July 28, 2008
3rd Circuit Rules on Exemptions - The Asset is Exempt, Not Just the Value Claimed
Schwab v. Reilly (In re Reilly) --- F.3d ---, 2008 WL 2789550 (3rd Cir., July, 2008)
Issue: When the debtor lists an asset on Schedule B at a certain amount and then lists the same asset as exempt on Schedule C at the same amount, may the trustee later sell the asset and give the claimed exemption to the debtor or is it too late to sell the asset at all?
Holding: It is too late. The debtor here “signaled” to the trustee that she intended to exempt the entire asset and when the trustee did not object, it became to late.
Appeal from District Court
In her chapter 7 schedules, the debtor listed as “business equipment,” cooking tools she valued at $10,700. On Schedule C, she claimed that amount to be exempt. The trustee did not timely object to the exemption. The trustee later had the equipment appraised at $17,000. The trustee moved for permission to sell the equipment for $17,000 and indicated he would give the debtor the exempt portion of $10,700. The bankruptcy court ruled that the asset was entirely exempt. The district court affirmed.

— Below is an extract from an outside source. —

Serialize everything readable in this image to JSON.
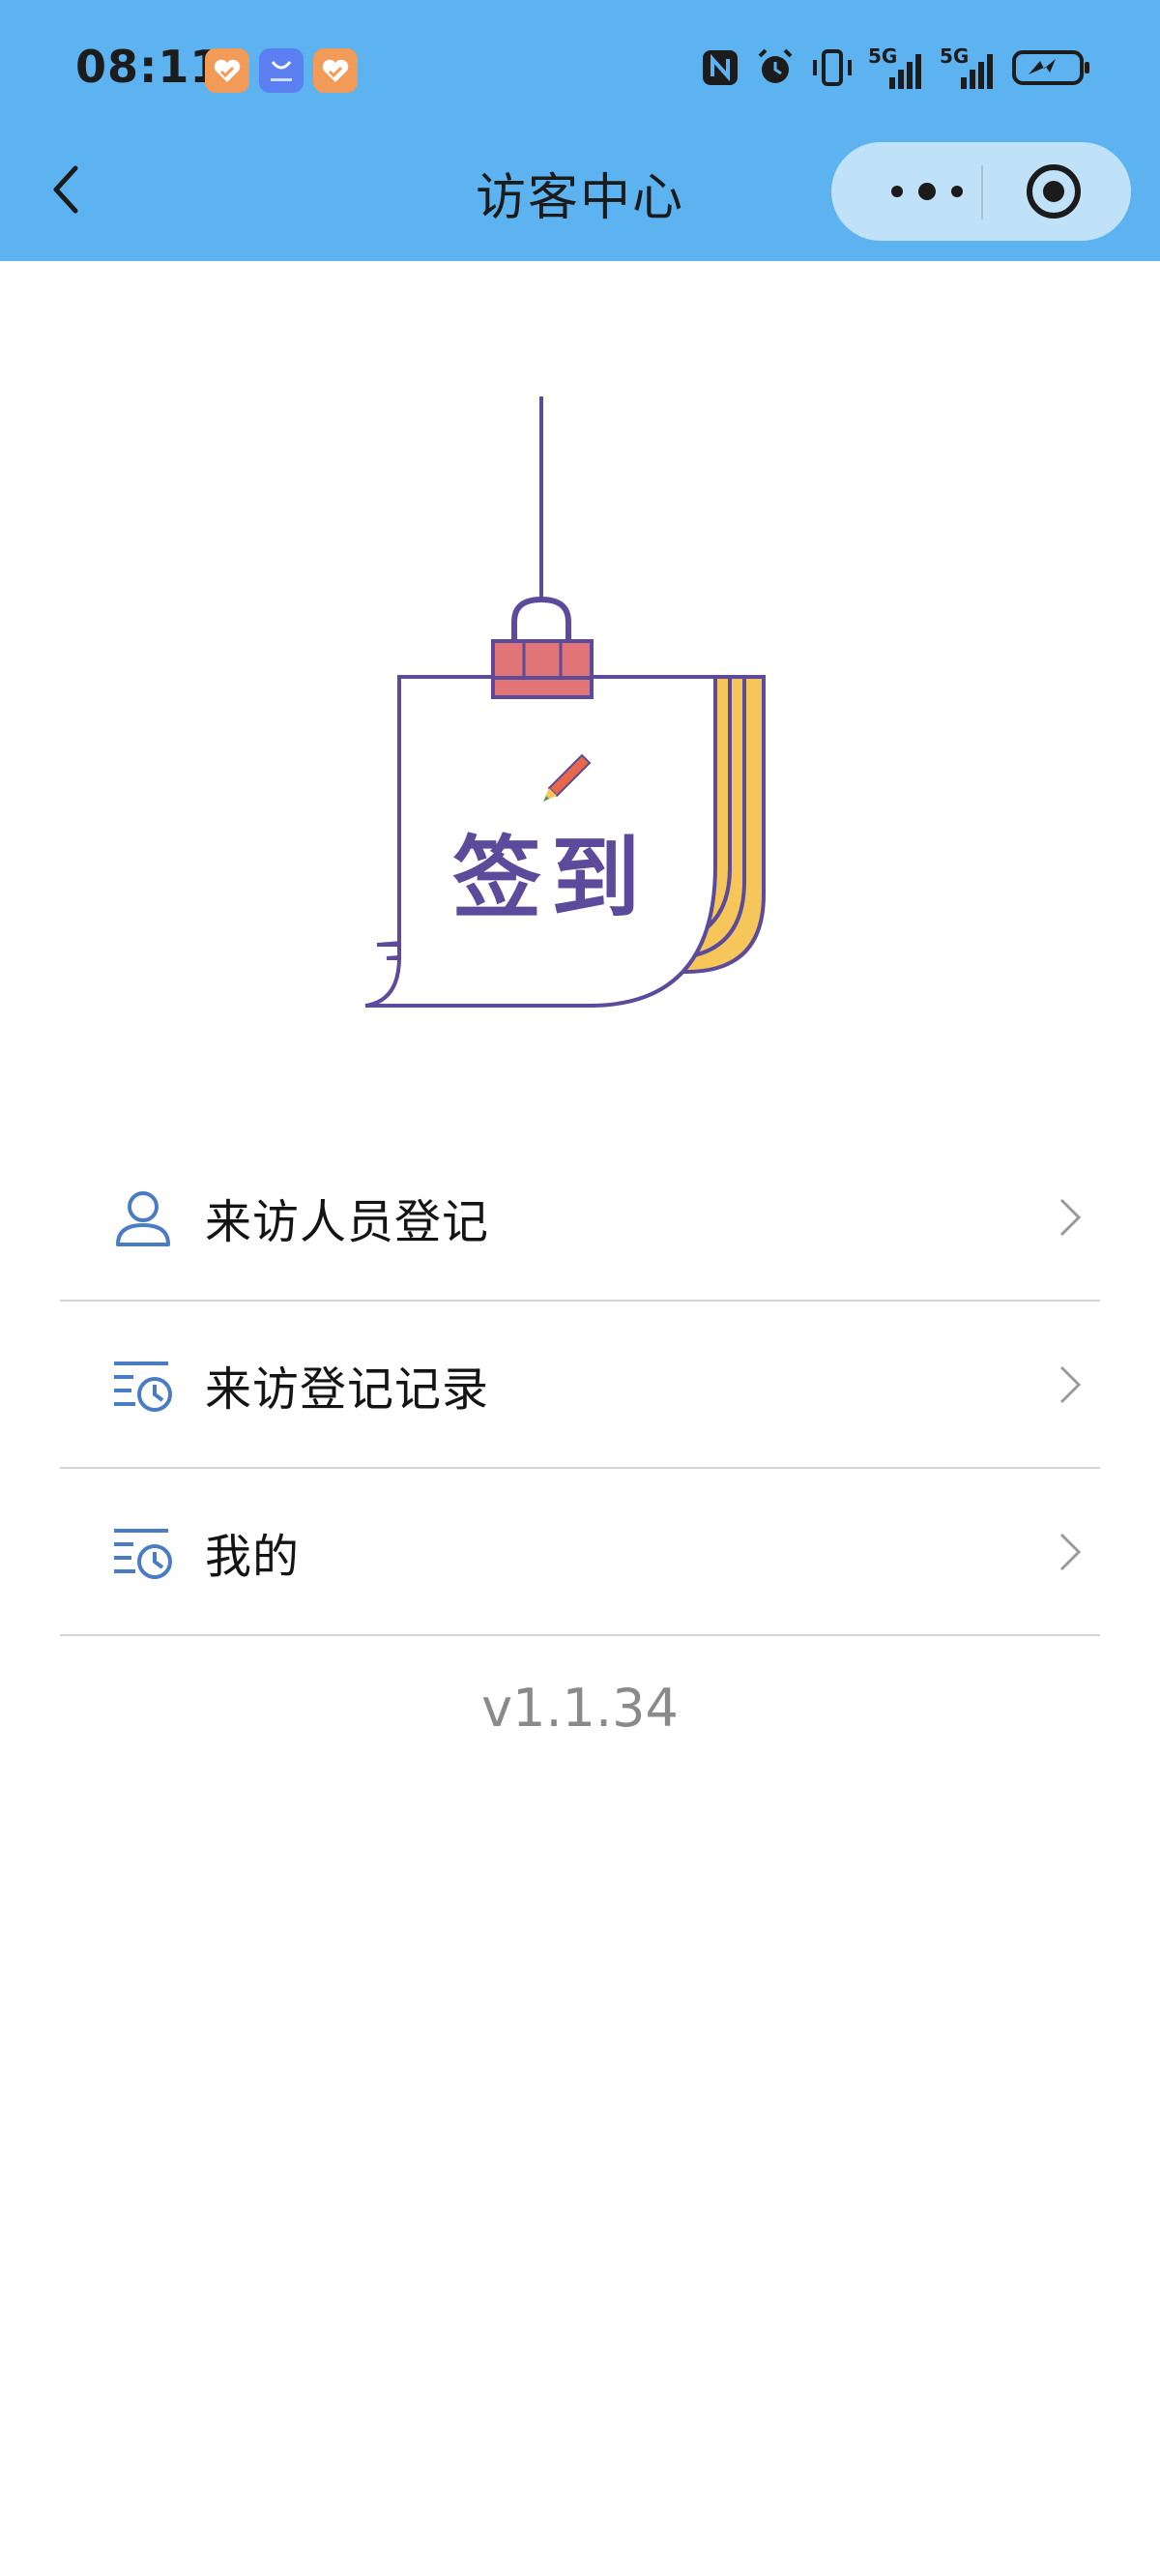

The 3rd Circuit also affirmed saying “we believe this case to be controlled by [the Supreme Court in] Taylor." It said,
“[I]t is important to us that [the debtor] valued the business equipment at $10,718 and claimed an exemption in the same amount. Such an identical listing put [the trustee] on notice that [the debtor] intended to exempt the property fully. At that point, had [the trustee] doubted [the debtor’s] valuation of her business equipment, he should have had the property appraised and/or sought a hearing pursuant to Rule 4003(c). Alternatively, if he was not able to seek an appraisal within Rule 4003’s 30-day time limit, he could have requested an extension before that deadline passed. But once Rule 4003’s 30-day period elapsed without [the trustee] filing an objection or a request for an extension, the property became fully exempt from the bankruptcy estate regardless of its ultimate market value.”

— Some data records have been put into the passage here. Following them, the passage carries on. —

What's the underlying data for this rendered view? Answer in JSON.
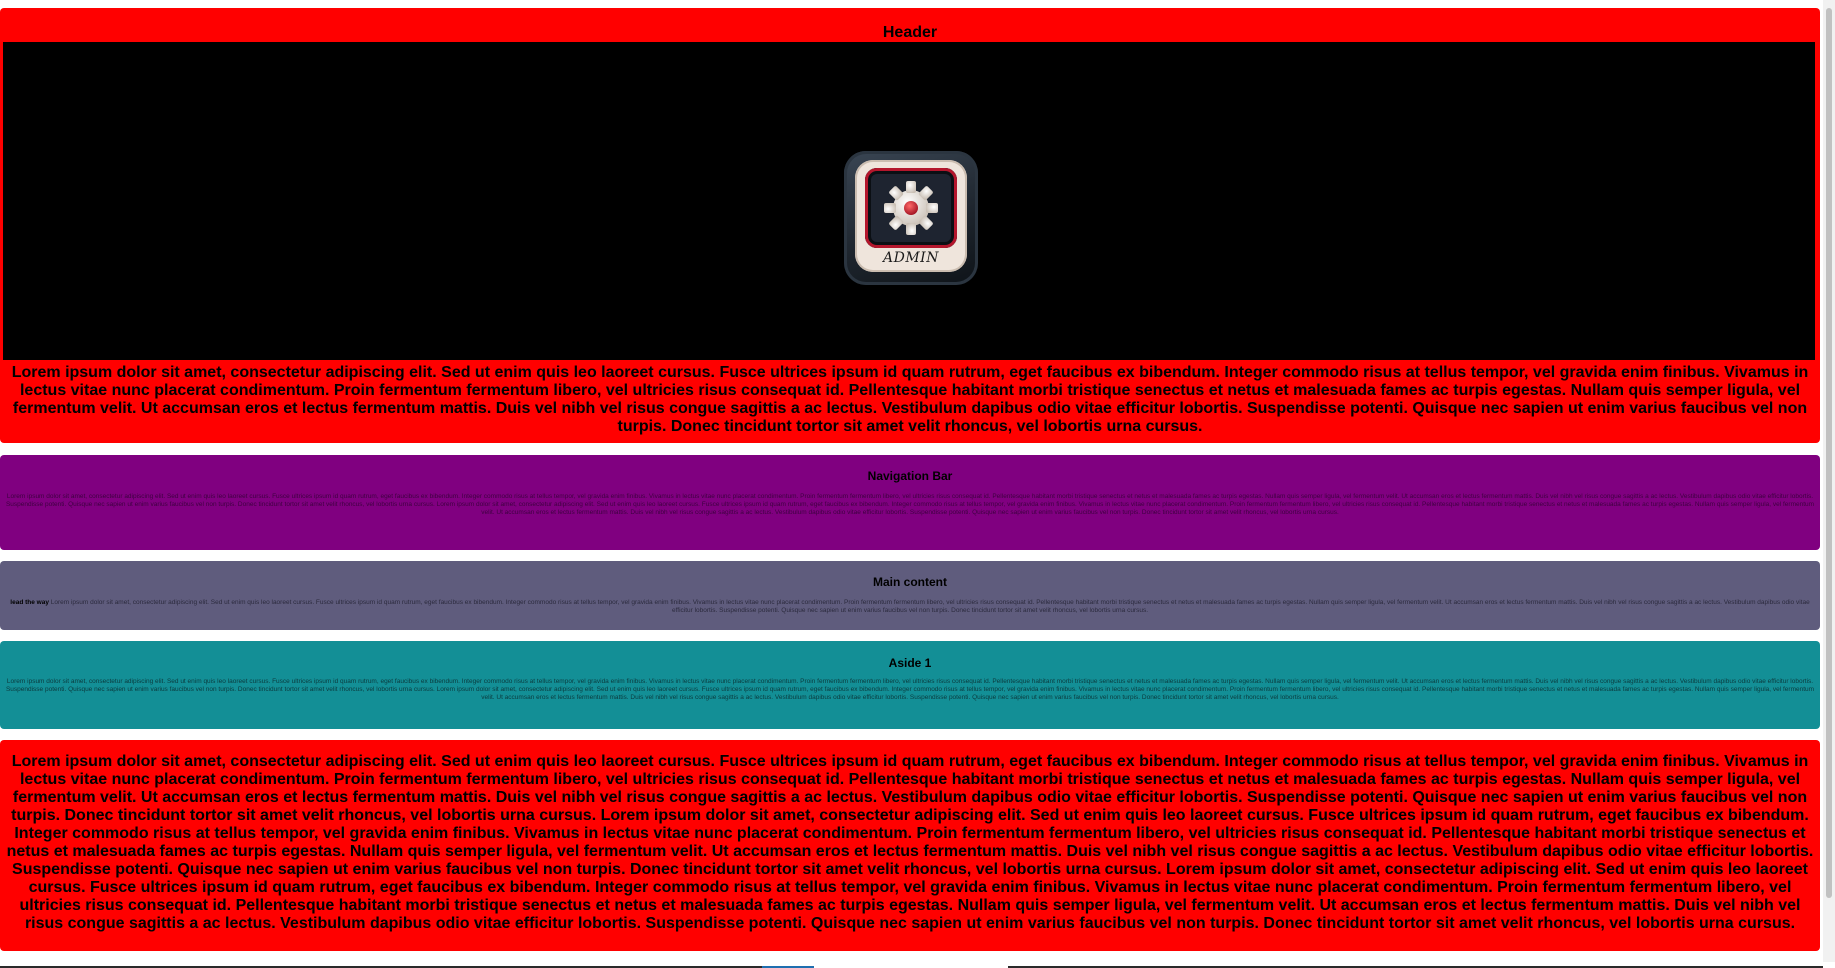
{
  "colors": {
    "header_bg": "#ff0000",
    "nav_bg": "#800080",
    "main_bg": "#5f5c7d",
    "aside_bg": "#138f96",
    "footer_bg": "#ff0000",
    "banner_bg": "#000000"
  },
  "header": {
    "title": "Header",
    "logo_icon": "admin-gear-icon",
    "logo_text": "ADMIN",
    "text": "Lorem ipsum dolor sit amet, consectetur adipiscing elit. Sed ut enim quis leo laoreet cursus. Fusce ultrices ipsum id quam rutrum, eget faucibus ex bibendum. Integer commodo risus at tellus tempor, vel gravida enim finibus. Vivamus in lectus vitae nunc placerat condimentum. Proin fermentum fermentum libero, vel ultricies risus consequat id. Pellentesque habitant morbi tristique senectus et netus et malesuada fames ac turpis egestas. Nullam quis semper ligula, vel fermentum velit. Ut accumsan eros et lectus fermentum mattis. Duis vel nibh vel risus congue sagittis a ac lectus. Vestibulum dapibus odio vitae efficitur lobortis. Suspendisse potenti. Quisque nec sapien ut enim varius faucibus vel non turpis. Donec tincidunt tortor sit amet velit rhoncus, vel lobortis urna cursus."
  },
  "nav": {
    "title": "Navigation Bar",
    "text": "Lorem ipsum dolor sit amet, consectetur adipiscing elit. Sed ut enim quis leo laoreet cursus. Fusce ultrices ipsum id quam rutrum, eget faucibus ex bibendum. Integer commodo risus at tellus tempor, vel gravida enim finibus. Vivamus in lectus vitae nunc placerat condimentum. Proin fermentum fermentum libero, vel ultricies risus consequat id. Pellentesque habitant morbi tristique senectus et netus et malesuada fames ac turpis egestas. Nullam quis semper ligula, vel fermentum velit. Ut accumsan eros et lectus fermentum mattis. Duis vel nibh vel risus congue sagittis a ac lectus. Vestibulum dapibus odio vitae efficitur lobortis. Suspendisse potenti. Quisque nec sapien ut enim varius faucibus vel non turpis. Donec tincidunt tortor sit amet velit rhoncus, vel lobortis urna cursus. Lorem ipsum dolor sit amet, consectetur adipiscing elit. Sed ut enim quis leo laoreet cursus. Fusce ultrices ipsum id quam rutrum, eget faucibus ex bibendum. Integer commodo risus at tellus tempor, vel gravida enim finibus. Vivamus in lectus vitae nunc placerat condimentum. Proin fermentum fermentum libero, vel ultricies risus consequat id. Pellentesque habitant morbi tristique senectus et netus et malesuada fames ac turpis egestas. Nullam quis semper ligula, vel fermentum velit. Ut accumsan eros et lectus fermentum mattis. Duis vel nibh vel risus congue sagittis a ac lectus. Vestibulum dapibus odio vitae efficitur lobortis. Suspendisse potenti. Quisque nec sapien ut enim varius faucibus vel non turpis. Donec tincidunt tortor sit amet velit rhoncus, vel lobortis urna cursus."
  },
  "main": {
    "title": "Main content",
    "lead": "lead the way",
    "text": "Lorem ipsum dolor sit amet, consectetur adipiscing elit. Sed ut enim quis leo laoreet cursus. Fusce ultrices ipsum id quam rutrum, eget faucibus ex bibendum. Integer commodo risus at tellus tempor, vel gravida enim finibus. Vivamus in lectus vitae nunc placerat condimentum. Proin fermentum fermentum libero, vel ultricies risus consequat id. Pellentesque habitant morbi tristique senectus et netus et malesuada fames ac turpis egestas. Nullam quis semper ligula, vel fermentum velit. Ut accumsan eros et lectus fermentum mattis. Duis vel nibh vel risus congue sagittis a ac lectus. Vestibulum dapibus odio vitae efficitur lobortis. Suspendisse potenti. Quisque nec sapien ut enim varius faucibus vel non turpis. Donec tincidunt tortor sit amet velit rhoncus, vel lobortis urna cursus."
  },
  "aside": {
    "title": "Aside 1",
    "text": "Lorem ipsum dolor sit amet, consectetur adipiscing elit. Sed ut enim quis leo laoreet cursus. Fusce ultrices ipsum id quam rutrum, eget faucibus ex bibendum. Integer commodo risus at tellus tempor, vel gravida enim finibus. Vivamus in lectus vitae nunc placerat condimentum. Proin fermentum fermentum libero, vel ultricies risus consequat id. Pellentesque habitant morbi tristique senectus et netus et malesuada fames ac turpis egestas. Nullam quis semper ligula, vel fermentum velit. Ut accumsan eros et lectus fermentum mattis. Duis vel nibh vel risus congue sagittis a ac lectus. Vestibulum dapibus odio vitae efficitur lobortis. Suspendisse potenti. Quisque nec sapien ut enim varius faucibus vel non turpis. Donec tincidunt tortor sit amet velit rhoncus, vel lobortis urna cursus. Lorem ipsum dolor sit amet, consectetur adipiscing elit. Sed ut enim quis leo laoreet cursus. Fusce ultrices ipsum id quam rutrum, eget faucibus ex bibendum. Integer commodo risus at tellus tempor, vel gravida enim finibus. Vivamus in lectus vitae nunc placerat condimentum. Proin fermentum fermentum libero, vel ultricies risus consequat id. Pellentesque habitant morbi tristique senectus et netus et malesuada fames ac turpis egestas. Nullam quis semper ligula, vel fermentum velit. Ut accumsan eros et lectus fermentum mattis. Duis vel nibh vel risus congue sagittis a ac lectus. Vestibulum dapibus odio vitae efficitur lobortis. Suspendisse potenti. Quisque nec sapien ut enim varius faucibus vel non turpis. Donec tincidunt tortor sit amet velit rhoncus, vel lobortis urna cursus."
  },
  "footer": {
    "text": "Lorem ipsum dolor sit amet, consectetur adipiscing elit. Sed ut enim quis leo laoreet cursus. Fusce ultrices ipsum id quam rutrum, eget faucibus ex bibendum. Integer commodo risus at tellus tempor, vel gravida enim finibus. Vivamus in lectus vitae nunc placerat condimentum. Proin fermentum fermentum libero, vel ultricies risus consequat id. Pellentesque habitant morbi tristique senectus et netus et malesuada fames ac turpis egestas. Nullam quis semper ligula, vel fermentum velit. Ut accumsan eros et lectus fermentum mattis. Duis vel nibh vel risus congue sagittis a ac lectus. Vestibulum dapibus odio vitae efficitur lobortis. Suspendisse potenti. Quisque nec sapien ut enim varius faucibus vel non turpis. Donec tincidunt tortor sit amet velit rhoncus, vel lobortis urna cursus. Lorem ipsum dolor sit amet, consectetur adipiscing elit. Sed ut enim quis leo laoreet cursus. Fusce ultrices ipsum id quam rutrum, eget faucibus ex bibendum. Integer commodo risus at tellus tempor, vel gravida enim finibus. Vivamus in lectus vitae nunc placerat condimentum. Proin fermentum fermentum libero, vel ultricies risus consequat id. Pellentesque habitant morbi tristique senectus et netus et malesuada fames ac turpis egestas. Nullam quis semper ligula, vel fermentum velit. Ut accumsan eros et lectus fermentum mattis. Duis vel nibh vel risus congue sagittis a ac lectus. Vestibulum dapibus odio vitae efficitur lobortis. Suspendisse potenti. Quisque nec sapien ut enim varius faucibus vel non turpis. Donec tincidunt tortor sit amet velit rhoncus, vel lobortis urna cursus. Lorem ipsum dolor sit amet, consectetur adipiscing elit. Sed ut enim quis leo laoreet cursus. Fusce ultrices ipsum id quam rutrum, eget faucibus ex bibendum. Integer commodo risus at tellus tempor, vel gravida enim finibus. Vivamus in lectus vitae nunc placerat condimentum. Proin fermentum fermentum libero, vel ultricies risus consequat id. Pellentesque habitant morbi tristique senectus et netus et malesuada fames ac turpis egestas. Nullam quis semper ligula, vel fermentum velit. Ut accumsan eros et lectus fermentum mattis. Duis vel nibh vel risus congue sagittis a ac lectus. Vestibulum dapibus odio vitae efficitur lobortis. Suspendisse potenti. Quisque nec sapien ut enim varius faucibus vel non turpis. Donec tincidunt tortor sit amet velit rhoncus, vel lobortis urna cursus."
  }
}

“[W]e read Taylor to mean that, where the debtor signals her intention to exempt certain property in its entirety by listing an identical entry for the property’s value and the amount of the exemption, the trustee must object pursuant to Rule 4003 lest the property be rendered fully exempt.”
The opinion discussed the 9th Circuit case of In re Hyman saying that there the exemption claimed was $45,000 which was not the entire equity according to the debtor’s schedules and therefore did not show an intent to exempt the entire property but only a portion of it.